AoPS - Problem

Source: Olympic Revenge 2021 #2

Tags: combinatorics, Process

jpedrorvc1

11.11.2021 21:02

Evan is a $n$-dimensional being that lives in a house formed by the points of $\mathbb{Z}_{\geq 0}^n$. His room is the set of points in which coordinates are all less than or equal to $2021$. Evan's room has been infested with bees, so he decides to flush them out through $\textit{captures}$. A $\textit{capture}$ can be performed by eliminating a bee from point $ (a_1, a_2, \ldots, a_n) $ and replacing it with $ n $ bees, one in each of the points: $$ (a_1 + 1, a_2 , \ldots, a_n), (a_1, a_2 + 1, \ldots, a_n), \ldots, (a_1, a_2, \ldots, a_n + 1) $$However, two bees can never occupy the same point in the house.
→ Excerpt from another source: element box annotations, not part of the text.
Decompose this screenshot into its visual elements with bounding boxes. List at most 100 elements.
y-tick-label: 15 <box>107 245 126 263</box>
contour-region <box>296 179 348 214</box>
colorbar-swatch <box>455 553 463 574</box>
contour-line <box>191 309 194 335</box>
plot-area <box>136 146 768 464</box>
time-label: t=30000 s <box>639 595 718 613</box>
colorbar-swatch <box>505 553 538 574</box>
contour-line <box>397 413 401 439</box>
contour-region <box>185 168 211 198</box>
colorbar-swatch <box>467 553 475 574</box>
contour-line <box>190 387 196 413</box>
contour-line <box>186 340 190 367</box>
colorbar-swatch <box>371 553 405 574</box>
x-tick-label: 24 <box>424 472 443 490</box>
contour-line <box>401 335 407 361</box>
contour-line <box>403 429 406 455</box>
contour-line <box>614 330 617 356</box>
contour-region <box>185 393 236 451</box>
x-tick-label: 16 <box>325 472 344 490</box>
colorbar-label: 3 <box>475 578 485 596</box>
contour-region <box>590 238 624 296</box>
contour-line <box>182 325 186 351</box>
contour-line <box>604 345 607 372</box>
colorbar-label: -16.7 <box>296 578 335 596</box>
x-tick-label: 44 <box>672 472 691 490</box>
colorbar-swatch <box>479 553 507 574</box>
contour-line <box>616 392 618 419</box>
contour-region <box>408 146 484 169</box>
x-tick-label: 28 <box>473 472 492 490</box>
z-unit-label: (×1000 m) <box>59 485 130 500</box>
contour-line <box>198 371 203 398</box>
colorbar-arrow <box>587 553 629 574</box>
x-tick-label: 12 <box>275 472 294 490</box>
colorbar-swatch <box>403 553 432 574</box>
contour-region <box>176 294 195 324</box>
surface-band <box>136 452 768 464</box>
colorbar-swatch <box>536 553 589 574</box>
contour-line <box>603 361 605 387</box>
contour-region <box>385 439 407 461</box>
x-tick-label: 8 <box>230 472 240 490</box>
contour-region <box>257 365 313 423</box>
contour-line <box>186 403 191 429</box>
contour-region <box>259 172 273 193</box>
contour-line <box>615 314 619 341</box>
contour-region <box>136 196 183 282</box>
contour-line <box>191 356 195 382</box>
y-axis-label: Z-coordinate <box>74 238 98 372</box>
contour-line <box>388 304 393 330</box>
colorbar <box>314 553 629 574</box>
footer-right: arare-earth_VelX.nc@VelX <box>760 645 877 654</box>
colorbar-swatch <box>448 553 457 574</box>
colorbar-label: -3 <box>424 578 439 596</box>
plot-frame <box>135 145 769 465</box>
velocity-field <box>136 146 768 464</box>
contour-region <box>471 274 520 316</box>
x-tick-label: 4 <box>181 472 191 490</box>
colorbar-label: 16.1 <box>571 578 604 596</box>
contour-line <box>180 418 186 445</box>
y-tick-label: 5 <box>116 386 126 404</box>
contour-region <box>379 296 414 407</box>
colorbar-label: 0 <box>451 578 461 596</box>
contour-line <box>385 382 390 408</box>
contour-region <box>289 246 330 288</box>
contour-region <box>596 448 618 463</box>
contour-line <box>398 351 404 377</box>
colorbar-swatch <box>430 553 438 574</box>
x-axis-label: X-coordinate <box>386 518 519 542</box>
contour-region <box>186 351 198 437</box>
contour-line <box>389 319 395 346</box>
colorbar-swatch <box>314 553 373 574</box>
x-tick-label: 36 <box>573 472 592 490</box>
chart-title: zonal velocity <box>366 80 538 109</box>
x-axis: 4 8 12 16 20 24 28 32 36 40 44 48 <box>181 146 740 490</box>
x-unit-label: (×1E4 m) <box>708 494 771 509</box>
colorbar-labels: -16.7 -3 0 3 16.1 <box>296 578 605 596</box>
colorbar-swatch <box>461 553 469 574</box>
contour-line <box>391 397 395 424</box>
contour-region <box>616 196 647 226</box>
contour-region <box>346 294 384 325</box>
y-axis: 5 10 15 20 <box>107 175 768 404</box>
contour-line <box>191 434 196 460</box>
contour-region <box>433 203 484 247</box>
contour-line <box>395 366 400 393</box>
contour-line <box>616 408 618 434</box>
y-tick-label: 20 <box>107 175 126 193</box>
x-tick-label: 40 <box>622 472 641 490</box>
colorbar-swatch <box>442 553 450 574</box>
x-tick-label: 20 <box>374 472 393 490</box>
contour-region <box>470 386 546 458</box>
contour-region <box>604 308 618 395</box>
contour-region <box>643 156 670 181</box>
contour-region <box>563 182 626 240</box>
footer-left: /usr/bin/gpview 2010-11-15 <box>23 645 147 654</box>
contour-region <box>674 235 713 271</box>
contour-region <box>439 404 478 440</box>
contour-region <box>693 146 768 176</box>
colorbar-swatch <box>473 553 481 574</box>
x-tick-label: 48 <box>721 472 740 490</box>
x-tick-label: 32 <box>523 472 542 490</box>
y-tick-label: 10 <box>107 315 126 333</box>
Determine, for every $ n $, the greatest value $ A (n) $ of bees such that, for some initial arrangement of these bees in Evan's room, he is able to accomplish his goal with a finite amount of $\textit{captures}$.

Xrider100

12.11.2021 17:53

Give weight $1/n^S$ to the point $(a_1, a_2, ..., a_n)$, where $\Sigma a_i = S$. It is easy to see that the total weight of the points with bees is invariant under "captures". The total weight of all the points in Evan's room is $(\frac{n^{2022}-1}{(n-1)(n^{2021})})^n$, and the total weight of the points in the whole plane is $(\frac{n}{n-1})^n=(\frac{n^{2022}}{(n-1)(n^{2021})})^n$, thus the total weight of the points outside Evan's room is the difference of the two. Then, just find the largest number of bees you can accommodate in Evan's room, and do this by taking the smallest weights first (near the "vertex" of the n-dimensional house). I'm lazy to do the calculation, do this yourself.

cadaeibf

12.11.2021 19:33

I also thought of that, but this only gives you a upper bound. How do you garantee it to work? For example, consider also the fact that if the bees all lie on $\mathbb{Z}_{>0}^n$ (not $\mathbb{Z}_{\geq 0}^n$) they can never reach a point with a zero coordinate, and so you can't achieve the entire sum of numbers associated to the points outside.

bruckner

13.11.2021 01:42

Firstly, for $n=1$, the answer is clearly $2022$. Now we prove a very powerful lemma: Lemma: For $n \geq 2$, the answer cannot be more than $2$. Proof of Lemma: Let $P$ be the point whose all coordinates are $2021$ (the "corner" of Bob's room), ans $\mathbb{T}$ be the set of points of Bob's house with all coordinates at least $2021$. Whenever the number of bees in his room decreases, it's because he has just operated in $P$ (else, at least one of the new bees would still be inside the room). Now consider the function $f(x_1+2021, \dots, x_n+2021)=n^{-(x_1+ \cdots x_n)}$. There is a simple invariant under the capture operation given by $\sum_{p \text{ has a bee}} f(p)$. Now, let $N$ be the number of times we operated on $P$. Since $N < \sum_{Q \in \mathbb{T}, Q \neq P} Q = (1+n^{-1}+n^{-2}+ \cdots)^n-1=\left( \frac{n}{n-1} \right)^n-1 \leq 3, N \leq 2$, as wanted. $\square$ For $n=2$, the answer is indeed $2$. (I do not have the patience to write the complete steps here, but bees on $(2021,2022),(2022,2022)$ can be fastly removed by a greedy algorithm). $A(3)=1$ can be done by hand: Define $(2022,2021,2021)=Q_1, (2021,2022,2022)=R_1$ (and $Q_2,Q_3,R_2,R_3$ symmetrically). Define $(2022,2022,2022)=S$ too. If we operate in $P$ twice, then we have to operate $Q_i$ at least one time for each $i$ (to give space to the second capture in $P$). But, since operating in $Q_1$ and $Q_2$, for example, generates two new bees for $R_3$, it's easy to see that the $R_i$ must also be operated each one at least once. Finally, since all captures in the $R_i$'s generate bees in $S$, we must operate in $S$ at least two times. But repeating this argument show that all points of the form $(M,M,M)$ for $M>2021$ must be operated, contradicting the finitude of the process. Now, for $n>3$, we prove two bees cannot be removed. For this, suppose they actually could be removed. Then, consider three positions between $1$ and $n$ such that the projection of these bees on such positions gives two distinct three dimensional points. Therefore, being able to remove them in $n$ dimensions implies being able to remove them in $3$ dimensions, which we already proved is impossible.